С тем и умерла. И трудная же болезнь к ней пришла: мучилась, мучилась — почернела вся, а так и не смирилась. Пускай, мол. Я точно родного потеряла. Конечно, я ее слов не слушала — такие слова, прости ее Господь! Ну, а были, которые слушали. Только не всякий, конечно, выдержать это может.

Мамá глядела на Анфису — и по старому лицу ее катились слезы, которые она не утирала.

 

VIII

 

Член суда Костяков уезжал в Петербург.

Судейские дали ему прощальный обед. Было много речей, тостов. Половина разъехались, остались только самые близкие приятели Костякова.

— А вы слышали, эта психопатка, дочь прокурора, умерла где-то в больнице...

— Да, как грустно! — сказал Костяков.

— А ведь это вы ее блажь тогда на вечере возбудили, — сказал кто-то. — Заговорили о свободе, девочка мечтательная — создала себе теорию, ну и пошло. Может, влюбилась в вас немножко...

— Да, жаль, жаль, — сказал Костяков, задумчиво наливая себе бокал. — О, русская женщина, когда ты поймешь свое назначение? И разве я говорил о какой-то нелепой отвлеченной свободе?
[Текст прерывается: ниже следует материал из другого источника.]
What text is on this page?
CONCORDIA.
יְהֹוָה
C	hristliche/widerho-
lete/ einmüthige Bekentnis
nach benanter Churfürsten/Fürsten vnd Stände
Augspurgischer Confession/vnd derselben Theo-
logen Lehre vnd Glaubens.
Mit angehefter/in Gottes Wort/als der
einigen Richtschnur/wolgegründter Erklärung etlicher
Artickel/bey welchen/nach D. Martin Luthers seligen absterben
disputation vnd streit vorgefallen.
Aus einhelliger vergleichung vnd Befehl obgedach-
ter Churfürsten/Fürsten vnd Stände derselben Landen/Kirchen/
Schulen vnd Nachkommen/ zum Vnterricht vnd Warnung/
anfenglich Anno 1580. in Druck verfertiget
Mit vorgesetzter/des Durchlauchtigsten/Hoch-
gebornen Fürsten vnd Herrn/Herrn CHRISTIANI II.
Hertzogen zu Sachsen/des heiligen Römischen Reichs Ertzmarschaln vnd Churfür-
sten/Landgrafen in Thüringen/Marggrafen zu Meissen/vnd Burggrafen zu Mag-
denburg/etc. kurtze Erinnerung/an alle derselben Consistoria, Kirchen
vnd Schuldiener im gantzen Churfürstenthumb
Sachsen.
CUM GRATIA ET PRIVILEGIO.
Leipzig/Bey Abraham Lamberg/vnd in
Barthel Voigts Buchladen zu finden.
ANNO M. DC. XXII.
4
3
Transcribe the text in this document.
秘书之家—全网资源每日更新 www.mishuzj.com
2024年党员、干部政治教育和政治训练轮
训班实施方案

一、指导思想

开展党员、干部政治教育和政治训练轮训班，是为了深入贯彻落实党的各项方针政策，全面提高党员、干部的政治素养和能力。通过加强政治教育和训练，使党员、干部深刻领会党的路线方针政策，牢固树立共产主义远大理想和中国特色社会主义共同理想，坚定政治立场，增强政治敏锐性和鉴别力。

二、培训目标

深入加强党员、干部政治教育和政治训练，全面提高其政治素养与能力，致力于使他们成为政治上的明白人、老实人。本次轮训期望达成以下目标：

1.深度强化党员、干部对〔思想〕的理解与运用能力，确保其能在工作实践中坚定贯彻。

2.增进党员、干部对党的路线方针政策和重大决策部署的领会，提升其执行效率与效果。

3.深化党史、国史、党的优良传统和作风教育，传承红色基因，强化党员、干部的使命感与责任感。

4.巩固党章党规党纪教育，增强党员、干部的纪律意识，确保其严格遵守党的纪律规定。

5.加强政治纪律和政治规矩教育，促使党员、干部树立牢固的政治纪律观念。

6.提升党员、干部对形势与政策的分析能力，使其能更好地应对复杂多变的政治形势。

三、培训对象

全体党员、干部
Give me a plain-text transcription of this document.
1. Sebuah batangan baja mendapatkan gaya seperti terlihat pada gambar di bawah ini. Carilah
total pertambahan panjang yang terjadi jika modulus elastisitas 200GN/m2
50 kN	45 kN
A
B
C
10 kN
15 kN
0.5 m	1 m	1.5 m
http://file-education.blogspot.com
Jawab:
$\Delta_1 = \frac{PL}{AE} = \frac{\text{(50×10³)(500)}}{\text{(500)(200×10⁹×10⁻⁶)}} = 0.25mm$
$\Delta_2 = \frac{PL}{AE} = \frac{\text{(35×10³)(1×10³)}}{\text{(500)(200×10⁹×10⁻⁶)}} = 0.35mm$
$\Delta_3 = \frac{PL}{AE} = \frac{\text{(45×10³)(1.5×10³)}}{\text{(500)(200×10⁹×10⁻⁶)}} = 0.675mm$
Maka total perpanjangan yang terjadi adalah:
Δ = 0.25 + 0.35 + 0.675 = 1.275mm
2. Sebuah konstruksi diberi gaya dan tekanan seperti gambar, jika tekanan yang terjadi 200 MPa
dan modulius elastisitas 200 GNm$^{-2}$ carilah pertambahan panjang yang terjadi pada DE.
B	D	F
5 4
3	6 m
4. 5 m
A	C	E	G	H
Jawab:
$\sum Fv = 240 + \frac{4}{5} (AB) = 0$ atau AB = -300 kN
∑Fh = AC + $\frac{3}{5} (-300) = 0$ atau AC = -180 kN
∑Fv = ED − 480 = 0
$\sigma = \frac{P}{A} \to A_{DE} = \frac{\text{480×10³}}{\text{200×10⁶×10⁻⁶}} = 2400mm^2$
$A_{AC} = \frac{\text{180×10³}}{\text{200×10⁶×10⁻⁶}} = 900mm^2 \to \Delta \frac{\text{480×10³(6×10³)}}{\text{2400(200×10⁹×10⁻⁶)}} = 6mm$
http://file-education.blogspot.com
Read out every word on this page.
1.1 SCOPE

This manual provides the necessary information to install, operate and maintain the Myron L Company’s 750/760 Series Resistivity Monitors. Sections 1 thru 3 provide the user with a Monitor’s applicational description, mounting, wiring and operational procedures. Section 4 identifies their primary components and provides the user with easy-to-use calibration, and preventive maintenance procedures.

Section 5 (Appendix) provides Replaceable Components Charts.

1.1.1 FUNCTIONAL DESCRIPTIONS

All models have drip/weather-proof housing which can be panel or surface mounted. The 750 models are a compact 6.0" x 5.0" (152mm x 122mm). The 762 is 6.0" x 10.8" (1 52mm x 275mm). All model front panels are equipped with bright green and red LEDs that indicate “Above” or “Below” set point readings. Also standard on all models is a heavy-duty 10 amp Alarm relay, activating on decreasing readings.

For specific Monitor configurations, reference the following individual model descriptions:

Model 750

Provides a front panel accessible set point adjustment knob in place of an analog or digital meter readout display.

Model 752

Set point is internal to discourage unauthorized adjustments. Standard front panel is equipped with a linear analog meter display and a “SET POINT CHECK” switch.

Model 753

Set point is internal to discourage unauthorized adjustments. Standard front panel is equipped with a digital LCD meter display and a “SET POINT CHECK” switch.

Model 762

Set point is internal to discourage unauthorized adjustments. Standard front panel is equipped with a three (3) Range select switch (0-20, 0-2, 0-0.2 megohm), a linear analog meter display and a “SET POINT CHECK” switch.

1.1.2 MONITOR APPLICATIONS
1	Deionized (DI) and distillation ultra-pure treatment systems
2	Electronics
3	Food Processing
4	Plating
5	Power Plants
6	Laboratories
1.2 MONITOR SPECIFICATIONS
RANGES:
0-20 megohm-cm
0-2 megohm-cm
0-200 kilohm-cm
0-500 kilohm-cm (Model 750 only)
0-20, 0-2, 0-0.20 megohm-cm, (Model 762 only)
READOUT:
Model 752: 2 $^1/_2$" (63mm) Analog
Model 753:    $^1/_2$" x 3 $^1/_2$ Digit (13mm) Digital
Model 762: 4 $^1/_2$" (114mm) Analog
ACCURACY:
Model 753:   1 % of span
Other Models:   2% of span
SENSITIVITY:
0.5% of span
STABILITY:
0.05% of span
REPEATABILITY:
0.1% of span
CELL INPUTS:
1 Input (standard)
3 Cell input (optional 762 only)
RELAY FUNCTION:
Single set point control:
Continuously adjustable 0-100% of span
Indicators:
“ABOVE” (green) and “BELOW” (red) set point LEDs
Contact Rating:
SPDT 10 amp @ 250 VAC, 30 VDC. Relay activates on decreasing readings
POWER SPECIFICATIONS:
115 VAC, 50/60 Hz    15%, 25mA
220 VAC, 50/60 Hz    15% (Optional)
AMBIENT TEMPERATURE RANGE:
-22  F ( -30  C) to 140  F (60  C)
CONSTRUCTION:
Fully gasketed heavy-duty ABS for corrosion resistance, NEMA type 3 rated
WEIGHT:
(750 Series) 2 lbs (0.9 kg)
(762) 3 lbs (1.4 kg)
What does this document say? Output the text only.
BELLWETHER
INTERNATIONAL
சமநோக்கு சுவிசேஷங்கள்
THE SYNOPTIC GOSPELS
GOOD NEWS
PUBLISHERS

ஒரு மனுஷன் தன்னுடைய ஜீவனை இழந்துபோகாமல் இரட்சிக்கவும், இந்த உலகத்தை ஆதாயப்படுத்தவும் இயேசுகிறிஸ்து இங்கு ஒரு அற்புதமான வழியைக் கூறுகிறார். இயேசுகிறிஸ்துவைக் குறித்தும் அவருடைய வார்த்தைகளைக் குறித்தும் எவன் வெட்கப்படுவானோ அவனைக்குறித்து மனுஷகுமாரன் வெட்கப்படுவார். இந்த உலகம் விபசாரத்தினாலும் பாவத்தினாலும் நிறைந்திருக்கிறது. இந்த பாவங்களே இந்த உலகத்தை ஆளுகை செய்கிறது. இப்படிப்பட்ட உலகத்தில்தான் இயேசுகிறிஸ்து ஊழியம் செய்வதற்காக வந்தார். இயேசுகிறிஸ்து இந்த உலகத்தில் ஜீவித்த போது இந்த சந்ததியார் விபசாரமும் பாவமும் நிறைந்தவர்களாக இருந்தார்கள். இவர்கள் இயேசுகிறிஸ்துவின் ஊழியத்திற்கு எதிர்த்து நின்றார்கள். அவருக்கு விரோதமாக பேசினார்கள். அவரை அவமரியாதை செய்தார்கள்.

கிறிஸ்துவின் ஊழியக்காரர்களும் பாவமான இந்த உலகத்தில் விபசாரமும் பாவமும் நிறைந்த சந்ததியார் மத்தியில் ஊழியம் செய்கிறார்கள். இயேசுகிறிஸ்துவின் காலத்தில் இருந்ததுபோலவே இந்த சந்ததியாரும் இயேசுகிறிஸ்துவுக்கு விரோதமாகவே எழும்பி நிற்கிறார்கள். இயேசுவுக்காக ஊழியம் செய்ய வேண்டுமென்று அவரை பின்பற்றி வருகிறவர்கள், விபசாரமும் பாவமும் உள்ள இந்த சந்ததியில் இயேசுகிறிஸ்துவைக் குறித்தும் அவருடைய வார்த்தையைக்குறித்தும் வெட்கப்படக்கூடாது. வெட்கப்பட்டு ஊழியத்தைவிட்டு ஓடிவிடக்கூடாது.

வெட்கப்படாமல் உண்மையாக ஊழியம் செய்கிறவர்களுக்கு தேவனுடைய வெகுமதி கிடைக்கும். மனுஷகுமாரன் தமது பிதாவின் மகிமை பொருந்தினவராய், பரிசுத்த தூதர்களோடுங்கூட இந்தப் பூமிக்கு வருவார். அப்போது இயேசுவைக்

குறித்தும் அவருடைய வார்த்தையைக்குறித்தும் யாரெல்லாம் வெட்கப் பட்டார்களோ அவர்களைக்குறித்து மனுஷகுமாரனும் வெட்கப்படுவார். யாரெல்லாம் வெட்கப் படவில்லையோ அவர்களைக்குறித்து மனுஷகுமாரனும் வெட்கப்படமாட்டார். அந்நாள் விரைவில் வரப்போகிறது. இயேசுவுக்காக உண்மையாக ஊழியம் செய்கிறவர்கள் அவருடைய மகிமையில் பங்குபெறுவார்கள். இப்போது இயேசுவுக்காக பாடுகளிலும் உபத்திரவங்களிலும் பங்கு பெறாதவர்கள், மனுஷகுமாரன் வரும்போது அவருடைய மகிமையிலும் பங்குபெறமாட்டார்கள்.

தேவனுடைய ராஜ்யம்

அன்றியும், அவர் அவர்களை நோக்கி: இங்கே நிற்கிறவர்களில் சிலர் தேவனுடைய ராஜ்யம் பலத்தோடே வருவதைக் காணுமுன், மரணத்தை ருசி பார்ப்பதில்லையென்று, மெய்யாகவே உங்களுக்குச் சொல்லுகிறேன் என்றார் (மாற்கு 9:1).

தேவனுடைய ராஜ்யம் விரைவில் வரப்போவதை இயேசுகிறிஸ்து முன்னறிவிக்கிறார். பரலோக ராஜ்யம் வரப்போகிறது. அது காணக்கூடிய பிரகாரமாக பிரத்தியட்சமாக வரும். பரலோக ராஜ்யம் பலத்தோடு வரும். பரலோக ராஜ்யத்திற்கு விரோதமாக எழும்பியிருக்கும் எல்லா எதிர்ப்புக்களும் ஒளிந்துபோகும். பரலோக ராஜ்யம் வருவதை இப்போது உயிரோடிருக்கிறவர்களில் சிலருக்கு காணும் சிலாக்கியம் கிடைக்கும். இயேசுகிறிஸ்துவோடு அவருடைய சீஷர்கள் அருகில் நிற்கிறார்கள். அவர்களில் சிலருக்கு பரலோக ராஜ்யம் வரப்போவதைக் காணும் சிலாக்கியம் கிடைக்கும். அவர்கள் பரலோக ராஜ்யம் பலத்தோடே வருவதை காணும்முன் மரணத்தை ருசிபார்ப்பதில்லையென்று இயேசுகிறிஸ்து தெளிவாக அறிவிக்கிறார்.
И о той странной любви к другим, как к самому себе, которую она проповедовала? Нет, господа! Я поднимаю бокал за свободу мысли, за свободу пылкого, искреннего чувства! Я пью за истину, добро и красоту! Будем любить людей, как наших братьев!

Громкое «ура» покрыло его слова. Костяков был очень доволен своею речью.